Embolisms in the vessels of maize axile roots of different types
were observed directly after rapid freezing of intact,
functioning roots in the field, by cryo-scanning electron microscopy.
Quantification of the degree of embolization
in each root was made by counting empty and full vessels of both the
late and early metaxylem (LMX & EMX),
and expressed as percent embolized vessels of the LMX, and %EMX poles
containing embolized vessels.
Contents of the connecting xylem (CX) at branch root junctions, and
of xylem in branch roots were observed also,
but not systematically quantified. Records of % embolized vessels were
made from dawn to dusk on summer days
in Ottawa under moderate irradiance, and in Canberra under high irradiance.

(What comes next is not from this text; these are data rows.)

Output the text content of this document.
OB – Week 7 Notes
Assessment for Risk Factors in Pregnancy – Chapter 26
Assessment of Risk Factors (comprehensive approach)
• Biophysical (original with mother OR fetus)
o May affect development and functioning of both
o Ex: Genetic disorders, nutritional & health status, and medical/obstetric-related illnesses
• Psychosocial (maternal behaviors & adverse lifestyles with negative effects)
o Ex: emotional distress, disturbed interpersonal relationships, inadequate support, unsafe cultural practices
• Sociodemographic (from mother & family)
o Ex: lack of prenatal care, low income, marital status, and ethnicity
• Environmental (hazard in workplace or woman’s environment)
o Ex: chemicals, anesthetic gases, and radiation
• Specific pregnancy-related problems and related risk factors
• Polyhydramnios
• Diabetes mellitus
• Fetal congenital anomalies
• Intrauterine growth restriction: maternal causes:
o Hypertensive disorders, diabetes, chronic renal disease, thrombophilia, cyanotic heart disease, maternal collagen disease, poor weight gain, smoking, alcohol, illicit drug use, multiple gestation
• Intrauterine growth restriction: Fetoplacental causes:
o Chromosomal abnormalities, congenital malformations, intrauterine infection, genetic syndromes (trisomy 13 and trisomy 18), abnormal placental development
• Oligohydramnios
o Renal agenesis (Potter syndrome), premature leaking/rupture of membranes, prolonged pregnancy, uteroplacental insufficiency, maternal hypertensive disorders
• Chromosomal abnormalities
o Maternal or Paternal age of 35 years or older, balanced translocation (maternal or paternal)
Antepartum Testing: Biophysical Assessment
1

Measurements in Canberra were
supported by estimates of irradiance, of stomatal conductance, and of
chamber balance pressure of bagged and
unbagged leaves. Soon after sunrise embolisms appeared in all types of
vessel, at balance pressures c. 300–400 kPa,
and increased rapidly with increasing irradiance. During the middle of
day % embolized vessels reached a
maximum (LMX ≈70% in Ottawa, and ≈80% in Canberra). At all times
EMX vessels were less embolized.
The midday maximum was brief in Ottawa, and % embolized vessels fell to
low value during the afternoon. In
Canberra the maximum was prolonged into late afternoon. By dusk nearly
all vessels were once again filled with
sap. The balance pressures measured during vessel refilling in Canberra
ranged from 500 kPa to 1200 kPa. At all
times of the day sap was seen entering some embolized vessels. Almost
all were refilling by mid- to late-afternoon.
Such refilling was especially frequent at junctions of branch roots with
the axile roots. X-ray microanalysis of the
sap entering the vessels, and of the liquid filling or partly
filling vessels, showed the concentration of mineral
solutes present in the sap was below the threshold of detection
(≈12 mM). These results are discussed in relation
to current opinions about embolisms and vessel refilling.